2025年、金価格は歴史的な上昇を見せましたが、これから投資を始めても「高値掴み」になってしまうのではないかと不安に感じる方も多いのではないでしょうか?
今回は、機関投資家としての経験を持つ証券アナリスト・泉田良輔氏が、YouTubeチャンネル『イズミダイズム』にて、専門機関が発行した英語の市場分析レポートを基に、2026年の金価格の行方を初心者向けに噛み砕いて解説した内容をご紹介します。

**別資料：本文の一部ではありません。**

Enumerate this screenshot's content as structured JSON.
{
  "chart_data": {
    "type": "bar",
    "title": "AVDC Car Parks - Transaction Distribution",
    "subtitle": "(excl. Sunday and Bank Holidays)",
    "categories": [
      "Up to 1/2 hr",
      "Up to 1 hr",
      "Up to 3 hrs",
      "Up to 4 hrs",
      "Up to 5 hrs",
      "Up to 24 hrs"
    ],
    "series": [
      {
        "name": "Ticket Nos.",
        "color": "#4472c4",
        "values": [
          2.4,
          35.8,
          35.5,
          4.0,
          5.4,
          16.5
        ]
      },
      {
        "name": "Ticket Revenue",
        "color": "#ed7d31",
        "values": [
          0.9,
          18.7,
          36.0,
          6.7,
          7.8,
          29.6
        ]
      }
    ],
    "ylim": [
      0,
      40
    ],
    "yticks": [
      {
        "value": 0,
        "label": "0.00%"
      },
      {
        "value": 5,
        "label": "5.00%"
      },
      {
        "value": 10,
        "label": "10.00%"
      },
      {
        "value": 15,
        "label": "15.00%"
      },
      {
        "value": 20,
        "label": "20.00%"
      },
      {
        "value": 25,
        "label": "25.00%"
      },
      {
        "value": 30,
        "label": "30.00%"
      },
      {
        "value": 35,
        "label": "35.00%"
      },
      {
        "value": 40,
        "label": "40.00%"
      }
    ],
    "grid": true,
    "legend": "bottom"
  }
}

【2026年】金価格はまだ上がる?専門機関レポートと今後の見通しを動画で見る
1. 2025年はなぜ「金」と「株」が同時に上がったのか
まず、2026年を予測する前に、歴史的な相場となった2025年を振り返りましょう。
泉田氏が引用した「ワールド・ゴールド・カウンシル(WGC)」のレポート『Gold Outlook 2026』によると、2025年の金価格は約60.6%も上昇しました。また、米国株や新興国株も15%~30%程度上昇しています。
通常、投資の世界では「金は株の代わり(代替資産=オルタナティブ)」と言われます。
- 景気が良く株が上がる時は、金は下がりやすい
- 景気が悪く株が下がる時は、金が上がりやすい
しかし、2025年はこのセオリーに反し、両方が大きく上昇する「レアな年」となりました。
泉田氏はこの現象について、「インフレが続き、現金の価値が目減りする中で、実物資産である株も金も選ばれた」と分析しています。
ただし、パフォーマンス(上昇率)で見ると、株よりも金の方が圧倒的に高かったのが特徴です。